Why would anyone do that? Surely anyone who (for instance) chooses wealth as his God must discover eventually, even if it’s in the last instant of life, that he is wrong. And why, having made that discovery, would he not repent?

In the end, it seems, the answer to that question must be pride. Pride at the end leads to Hell, obviously. I think there is also a way that pride at the beginning may set one on the path to Hell, and make it very difficult to get off that path. And it’s a form of pride that’s especially characteristic of our time: intellectual pride, the refusal to believe anything that cannot be proved “scientifically,” that is, by physical evidence or a narrow sort of logic very well suited for investigating the behavior of matter but almost useless in questions of the spirit. Surely this pride keeps many a man or woman from acknowledging that the light really exists as something more than a subjective experience.

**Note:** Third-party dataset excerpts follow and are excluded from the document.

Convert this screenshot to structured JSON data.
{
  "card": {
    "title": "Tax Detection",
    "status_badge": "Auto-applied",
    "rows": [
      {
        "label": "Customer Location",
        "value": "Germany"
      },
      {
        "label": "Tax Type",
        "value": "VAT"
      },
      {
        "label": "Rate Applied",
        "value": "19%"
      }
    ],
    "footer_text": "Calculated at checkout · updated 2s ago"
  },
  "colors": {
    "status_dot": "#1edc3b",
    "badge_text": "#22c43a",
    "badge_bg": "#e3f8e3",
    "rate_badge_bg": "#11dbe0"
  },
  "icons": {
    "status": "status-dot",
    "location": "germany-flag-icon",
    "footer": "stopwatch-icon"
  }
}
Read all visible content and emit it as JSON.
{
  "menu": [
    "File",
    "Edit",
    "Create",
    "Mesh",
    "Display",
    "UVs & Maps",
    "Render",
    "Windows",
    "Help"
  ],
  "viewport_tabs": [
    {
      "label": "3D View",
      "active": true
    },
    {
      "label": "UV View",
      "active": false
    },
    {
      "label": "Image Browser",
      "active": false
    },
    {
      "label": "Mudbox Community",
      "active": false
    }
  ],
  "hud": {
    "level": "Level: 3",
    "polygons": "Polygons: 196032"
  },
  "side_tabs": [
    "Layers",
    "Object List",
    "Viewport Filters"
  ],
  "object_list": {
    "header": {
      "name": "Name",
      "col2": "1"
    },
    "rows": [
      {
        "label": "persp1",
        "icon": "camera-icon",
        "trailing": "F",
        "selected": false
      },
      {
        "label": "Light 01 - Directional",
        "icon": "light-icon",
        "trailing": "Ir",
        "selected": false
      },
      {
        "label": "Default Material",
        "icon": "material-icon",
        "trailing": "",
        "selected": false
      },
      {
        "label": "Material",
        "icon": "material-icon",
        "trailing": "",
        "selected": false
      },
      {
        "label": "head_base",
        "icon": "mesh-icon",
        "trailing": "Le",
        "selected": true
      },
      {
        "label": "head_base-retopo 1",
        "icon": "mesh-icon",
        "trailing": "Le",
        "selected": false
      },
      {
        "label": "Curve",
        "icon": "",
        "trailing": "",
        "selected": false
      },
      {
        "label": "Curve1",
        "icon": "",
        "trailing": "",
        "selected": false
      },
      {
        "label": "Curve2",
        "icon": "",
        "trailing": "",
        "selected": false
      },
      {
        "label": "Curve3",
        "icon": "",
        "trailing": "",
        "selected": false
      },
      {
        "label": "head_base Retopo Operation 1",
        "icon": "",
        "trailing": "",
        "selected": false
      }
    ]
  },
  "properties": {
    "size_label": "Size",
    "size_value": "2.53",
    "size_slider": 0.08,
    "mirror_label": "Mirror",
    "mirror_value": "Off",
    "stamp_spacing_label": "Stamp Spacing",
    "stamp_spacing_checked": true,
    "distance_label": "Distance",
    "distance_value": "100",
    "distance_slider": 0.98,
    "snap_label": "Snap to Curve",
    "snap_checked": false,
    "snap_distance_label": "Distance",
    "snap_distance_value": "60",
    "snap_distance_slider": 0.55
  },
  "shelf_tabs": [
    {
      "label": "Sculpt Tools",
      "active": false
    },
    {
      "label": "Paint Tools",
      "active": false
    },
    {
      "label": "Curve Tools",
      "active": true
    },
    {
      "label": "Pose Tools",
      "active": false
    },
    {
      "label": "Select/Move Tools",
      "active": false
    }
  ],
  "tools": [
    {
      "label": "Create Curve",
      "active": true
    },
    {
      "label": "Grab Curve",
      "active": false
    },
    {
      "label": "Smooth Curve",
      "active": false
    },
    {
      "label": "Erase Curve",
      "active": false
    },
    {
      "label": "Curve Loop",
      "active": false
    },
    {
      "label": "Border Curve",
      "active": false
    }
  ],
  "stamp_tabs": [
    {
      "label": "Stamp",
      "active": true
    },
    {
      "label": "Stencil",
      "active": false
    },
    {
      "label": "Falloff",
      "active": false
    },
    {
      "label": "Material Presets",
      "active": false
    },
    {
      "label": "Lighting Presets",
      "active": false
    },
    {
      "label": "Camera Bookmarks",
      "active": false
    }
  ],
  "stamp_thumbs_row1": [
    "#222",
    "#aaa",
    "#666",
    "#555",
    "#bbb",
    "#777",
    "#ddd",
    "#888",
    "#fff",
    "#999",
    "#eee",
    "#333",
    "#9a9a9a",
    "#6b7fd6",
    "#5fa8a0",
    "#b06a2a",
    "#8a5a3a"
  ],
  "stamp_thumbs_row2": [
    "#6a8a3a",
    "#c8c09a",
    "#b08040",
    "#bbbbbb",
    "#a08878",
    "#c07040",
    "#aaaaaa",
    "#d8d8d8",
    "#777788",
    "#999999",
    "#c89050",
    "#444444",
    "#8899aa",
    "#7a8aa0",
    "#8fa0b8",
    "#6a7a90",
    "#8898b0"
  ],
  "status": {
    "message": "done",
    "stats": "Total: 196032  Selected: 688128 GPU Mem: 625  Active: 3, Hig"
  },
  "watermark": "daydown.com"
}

Some time ago in the comments here we were discussing this question, and the necessity for the believer to move forward even in the absence of quasi-scientific proofs of the faith. And someone (I don’t remember who) said something like “If you see light, why should you not move toward it?”—with the implication being that anything you could say or deduce or prove about the light is secondary to the fact that you know it is the light. I was really struck by this, and it has helped me to fret less about intellectual difficulties. Even if we cannot satisfy our intellects that God is real, we all, every one of us, sense an obligation to follow the light, and if pride keeps us from doing so we will lose our souls.

Voltaire said “If God did not exist, it would be necessary to invent him.” I’ll go a step further: even if God did not exist it would be necessary to follow him; the obligation to follow the light would retain its force. And I don’t mean simply the obligation to do the right thing; I mean also the obligation to believe the right thing, as far as we are capable of understanding it: to believe that truth and beauty and goodness are real and that they ultimately matter. We sense the obligation to do this even if our intellect tells us otherwise. And that may be a proof of God’s existence, a proof built into our souls.